Primed for action

Primed for action

In its petition seeking authority to sign confidential ocean container contracts with shippers, UPS enlisted the support of more than 225 U.S. lawmakers who signed letters to the Federal Maritime Commission on the integrator's behalf. Such a robust level of support would make a potential change in law a strong possibility if the FMC rejects the petition when it decides the issue sometime next year.

UPS is not willing to say at this point that it will pursue a legislative change to current rules under the 1998 Ocean Shipping Reform Act, which prohibits UPS and other companies that operate as non-vessel-operating common carriers from signing confidential contracts with shippers. Currently, only shipping lines can sign confidential contracts with importers and exporters.

"We're not going further; we're not speculating on what our next move would be," said David Bolger, a UPS spokesman. "We felt it was appropriate to have the FMC review it before going to Congress...We know it's an option down the road because that's how statues are made and changed."

But in the event UPS should feel the need to take the issue to Congress, it has arrayed considerable support, including more than 200 representatives and 17 senators. The company made "door-to-door" visits on the Hill, Bolger said, educating lawmakers about the OSRA provision and why an exception should be granted. Of the 75 members of the House Transportation and Infrastructure Committee, at least 38 - a bipartisan majority - have filed letters with the FMC supporting the UPS position.

"Members of Congress are aware of this issue," Bolger said.

Yet the issue will not come to the fore in Congress until the FMC acts on the issue, which probably won't occur until the spring. Whichever way the FMC rules in the contrasting petitions from UPS and three other NVOs including BAX Global and C.H. Robinson, the issue promises to be the biggest the agency will face next year, one with major implications for U.S. ocean shipping policy.

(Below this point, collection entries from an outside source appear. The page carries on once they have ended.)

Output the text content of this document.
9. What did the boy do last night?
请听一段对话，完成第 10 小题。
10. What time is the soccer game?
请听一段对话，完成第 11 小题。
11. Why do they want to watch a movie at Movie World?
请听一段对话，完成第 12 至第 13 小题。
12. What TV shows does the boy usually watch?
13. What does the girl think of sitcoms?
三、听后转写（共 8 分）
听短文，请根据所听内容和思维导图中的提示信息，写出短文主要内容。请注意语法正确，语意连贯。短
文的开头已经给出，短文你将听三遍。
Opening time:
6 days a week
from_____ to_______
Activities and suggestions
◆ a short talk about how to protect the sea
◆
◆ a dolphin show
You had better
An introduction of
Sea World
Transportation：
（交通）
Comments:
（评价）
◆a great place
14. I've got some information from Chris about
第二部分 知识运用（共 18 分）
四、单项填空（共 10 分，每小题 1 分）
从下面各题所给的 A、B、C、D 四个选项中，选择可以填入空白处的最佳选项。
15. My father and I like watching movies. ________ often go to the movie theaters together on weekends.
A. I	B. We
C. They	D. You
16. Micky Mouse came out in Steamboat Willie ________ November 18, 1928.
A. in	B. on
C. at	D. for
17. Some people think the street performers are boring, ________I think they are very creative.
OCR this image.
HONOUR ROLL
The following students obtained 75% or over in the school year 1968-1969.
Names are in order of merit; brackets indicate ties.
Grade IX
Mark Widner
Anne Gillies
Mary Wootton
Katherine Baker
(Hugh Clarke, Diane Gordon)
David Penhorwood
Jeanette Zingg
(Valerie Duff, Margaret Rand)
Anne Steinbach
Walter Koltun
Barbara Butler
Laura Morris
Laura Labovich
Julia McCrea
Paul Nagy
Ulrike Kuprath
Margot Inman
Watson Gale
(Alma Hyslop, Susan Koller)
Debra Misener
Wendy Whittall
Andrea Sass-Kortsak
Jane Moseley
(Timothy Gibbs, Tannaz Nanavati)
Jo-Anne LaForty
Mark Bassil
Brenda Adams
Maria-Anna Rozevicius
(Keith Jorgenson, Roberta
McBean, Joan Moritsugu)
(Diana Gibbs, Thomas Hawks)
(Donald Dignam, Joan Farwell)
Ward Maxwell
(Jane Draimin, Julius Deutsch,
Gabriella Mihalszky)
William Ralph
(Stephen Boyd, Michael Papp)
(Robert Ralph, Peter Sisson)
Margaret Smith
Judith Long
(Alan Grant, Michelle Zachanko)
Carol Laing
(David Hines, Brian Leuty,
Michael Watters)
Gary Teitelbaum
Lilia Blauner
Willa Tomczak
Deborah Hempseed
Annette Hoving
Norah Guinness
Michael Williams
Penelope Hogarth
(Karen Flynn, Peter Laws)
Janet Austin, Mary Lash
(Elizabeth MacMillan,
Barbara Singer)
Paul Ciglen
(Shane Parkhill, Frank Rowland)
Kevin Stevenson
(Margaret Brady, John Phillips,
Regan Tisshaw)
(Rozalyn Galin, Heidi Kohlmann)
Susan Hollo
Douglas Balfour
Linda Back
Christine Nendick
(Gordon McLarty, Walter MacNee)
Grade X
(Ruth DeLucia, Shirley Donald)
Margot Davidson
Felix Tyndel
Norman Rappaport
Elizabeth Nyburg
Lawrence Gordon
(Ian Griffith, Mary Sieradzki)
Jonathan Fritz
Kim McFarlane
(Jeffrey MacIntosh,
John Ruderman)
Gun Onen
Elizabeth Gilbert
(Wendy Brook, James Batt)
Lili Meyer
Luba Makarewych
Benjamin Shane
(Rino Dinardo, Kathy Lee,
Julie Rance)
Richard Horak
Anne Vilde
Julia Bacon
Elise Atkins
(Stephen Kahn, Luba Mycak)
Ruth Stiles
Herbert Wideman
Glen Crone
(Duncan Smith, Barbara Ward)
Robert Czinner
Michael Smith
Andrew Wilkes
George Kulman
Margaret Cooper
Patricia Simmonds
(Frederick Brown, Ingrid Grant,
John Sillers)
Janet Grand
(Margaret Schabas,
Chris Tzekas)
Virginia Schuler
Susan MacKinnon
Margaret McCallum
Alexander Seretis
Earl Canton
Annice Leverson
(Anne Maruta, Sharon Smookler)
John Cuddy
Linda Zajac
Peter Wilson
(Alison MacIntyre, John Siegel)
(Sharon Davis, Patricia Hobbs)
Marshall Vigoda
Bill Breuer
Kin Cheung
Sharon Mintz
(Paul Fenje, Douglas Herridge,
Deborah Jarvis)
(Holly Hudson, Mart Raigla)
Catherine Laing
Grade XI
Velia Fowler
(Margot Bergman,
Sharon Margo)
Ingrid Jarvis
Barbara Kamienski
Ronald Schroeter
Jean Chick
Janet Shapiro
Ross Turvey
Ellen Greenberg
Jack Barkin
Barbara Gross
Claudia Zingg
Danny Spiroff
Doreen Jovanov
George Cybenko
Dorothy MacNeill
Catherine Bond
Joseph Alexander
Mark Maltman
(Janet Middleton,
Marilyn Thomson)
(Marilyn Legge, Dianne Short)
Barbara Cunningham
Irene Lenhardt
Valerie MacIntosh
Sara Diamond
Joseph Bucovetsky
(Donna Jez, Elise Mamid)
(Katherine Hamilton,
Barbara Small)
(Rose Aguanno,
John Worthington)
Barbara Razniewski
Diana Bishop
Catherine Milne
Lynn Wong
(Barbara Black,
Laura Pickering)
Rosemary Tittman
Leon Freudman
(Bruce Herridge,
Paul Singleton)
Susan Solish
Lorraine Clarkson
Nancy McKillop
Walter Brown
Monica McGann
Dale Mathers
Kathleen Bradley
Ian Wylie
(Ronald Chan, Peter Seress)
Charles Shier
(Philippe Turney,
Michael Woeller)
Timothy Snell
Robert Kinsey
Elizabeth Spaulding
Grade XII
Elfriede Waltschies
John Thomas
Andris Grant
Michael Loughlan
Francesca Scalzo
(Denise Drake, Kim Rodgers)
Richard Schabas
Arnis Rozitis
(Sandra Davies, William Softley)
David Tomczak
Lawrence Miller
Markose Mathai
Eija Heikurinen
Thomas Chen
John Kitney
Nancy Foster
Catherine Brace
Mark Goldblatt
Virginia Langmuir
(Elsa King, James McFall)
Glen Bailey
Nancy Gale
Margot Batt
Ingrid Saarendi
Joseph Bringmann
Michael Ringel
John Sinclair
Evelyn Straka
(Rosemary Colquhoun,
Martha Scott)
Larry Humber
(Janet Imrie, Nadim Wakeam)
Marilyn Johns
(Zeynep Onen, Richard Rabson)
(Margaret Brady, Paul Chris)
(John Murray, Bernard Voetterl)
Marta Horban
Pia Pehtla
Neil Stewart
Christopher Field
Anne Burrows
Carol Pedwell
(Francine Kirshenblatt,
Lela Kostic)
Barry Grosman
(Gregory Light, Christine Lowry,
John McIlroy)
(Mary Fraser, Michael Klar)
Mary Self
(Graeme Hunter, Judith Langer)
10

"We'll wait and see what the FMC does in regard to this petition before we would consider trying to do anything," said Justin Harclerode, deputy director of communications for the House transportation committee. But with the amount of support UPS has in Congress, "it wouldn't be unthinkable if some member somewhere would try to legislate regarding this."

As a rule, federal agencies are reluctant to counter the wishes of Congress, which determines their budgets, staffing levels and continued well-being. Although the FMC is not a typical federal agency, its members are appointed by the president and approved by the Senate.

In letter after letter, lawmakers made it clear that they want the FMC to grant the exemption. Members of Congress, many of whom sent identical letters of support, noted that the FMC has the authority to provide exemptions to OSRA rules, and that the ocean shipping marketplace has changed since Congress wrote the law in 1998. If congressional intent was unclear when the law was enacted, lawmakers are clarifying it now.

"The Commission was empowered with the ability to make these determinations so that such questions could be answered in a flexible and timely manner, without the necessity of legislative action by Congress," wrote Rep. Doc Hastings, R-Wash., a clear indication that the FMC will save Congress the time of changing the rule itself.

"The UPS petition, citing the recent evolution of the ocean shipping marketplace, is precisely the reason Congress granted such broad exemption authority to the FMC," Sen. Tom Harkin, D-Iowa, said in a typical letter to the FMC. "While anticipating dramatic changes in the ocean shipping industry with the passage of OSRA, Congress did not contemplate how fast or how smoothly the market could adapt to these changes. By granting this petition, the FMC will acknowledge these changes ..."

And while many lawmakers said they were "hopeful" the FMC would give the UPS petition its "utmost consideration and render an equitable decision," other members were more blunt in their direction to the commission.

"I would appreciate the Commission's consideration and support for UPS's petition to enter into confidential service contracts. I look forward to the Commission's favorable review," said Rep. Lane Evans, D-Ill., a member of the House Armed Services Committee.

The FMC also received letters from members of the House and Senate Appropriations committees and from Frank A. LoBiondo, R-N.J., chairman of the House Transportation and Infrastructure Committee's Coast Guard and Maritime Subcommittee.

The FMC is not expected to rule until next spring, said commission Secretary Bryant L. VanBrakle. The record on the petition does not close until Jan. 16. "It's a voluminous record already. There's a lot to look at, not to mention a lot going on," VanBrakle said.

UPS may also have administration support for changes, although perhaps not from the FMC itself. The U.S. Department of Justice also filed a letter with the FMC in support of the UPS petition, although it cited other companies that are interested in the change as well. "The department supports the common intent of these petitions, which is to permit more entities to compete with the VOCCs (vessel-operating common carriers) on an equal footing," the Department of Justice letter says. "When regulatory barriers that confront one class of actual or potential rivals are removed, competition is enhanced. The department believes that exempting all NVOs from all tariff-publication requirements would produce the greatest competitive benefits."